Ohne Reflexion oder Therapie würden aus den früh deformierten Kleinen, so Miller, jene rachsüchtigen, verhärteten Großen, die Gewalt und Kälte in die nächste Generation tragen. Im ärgsten Fall, wenn negative Einflüsse sich häufen, produzieren solche Biografien Sexualstraftäter, Terroristen, sogar Diktatoren. Auf dieser Folie las Alice Miller auch die von toxischer Grausamkeit verheerte Kindheit Adolf Hitlers. Noch Anfang 2004 analysierte sie im „Spiegel“ unter der Überschrift „Mitleid mit dem Vater“ die plötzlichen Emotionen für den gestürzten Tyrannen Saddam Hussein.

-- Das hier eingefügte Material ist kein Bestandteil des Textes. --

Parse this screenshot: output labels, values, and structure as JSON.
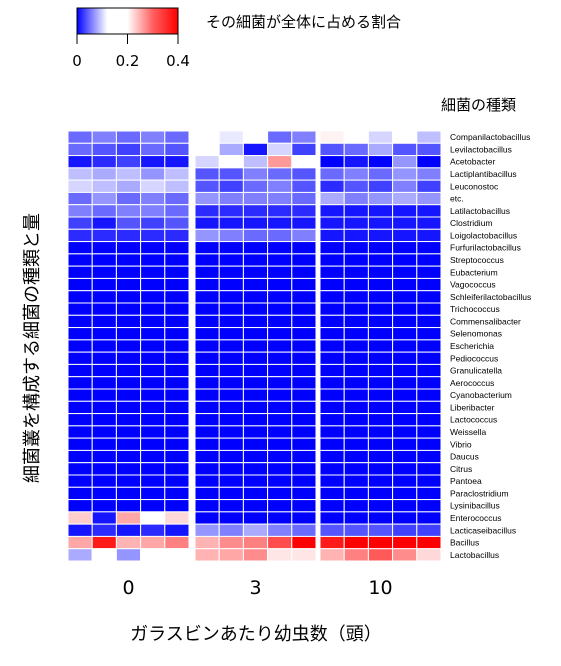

Ein solcher Typus, mahnte sie, werde Macht stets destruktiv missbrauchen, „denn sein eigentliches, unbewusstes, hinter allen bewussten Aktivitäten verborgenes Ziel bleibt unverändert: die in der Kindheit erfahrenen und verleugneten Demütigungen mit Hilfe der Macht ungeschehen zu machen“. Nach den Zerfallskriegen Jugoslawiens interessierten sich auch slowenische und andere ex-jugoslawische Psychologen für Millers Erkenntnisse.

Während ein breites Publikum Alice Miller folgte, stieß sie gleichwohl auch auf hartnäckigen Widerstand nicht nur in der Fachwelt, ein Widerstand, dem sie gelegentlich mit dem nahezu sektiererischen Eifer der Verzweifelten begegnete: das Drama dieser hochbegabten Therapeutin. Hoffnung hegte sie dennoch, auch angesichts der Forschungen zum kindlichen Gehirn, die wissenschaftlich fundierte Daten zu Langzeitfolgen von Gewalt liefern. „Man wird in Zukunft unmöglich behaupten können, dass das Schlagen unschädlich ist“, erklärte sie dazu 1999 in einem Interview. Wie der Suhrkamp-Verlag jetzt bekannt gab, starb Alice Miller, die ihre letzten Lebensjahre in der Provence verbrachte, bereits am 12. April im Alter von 87 Jahren.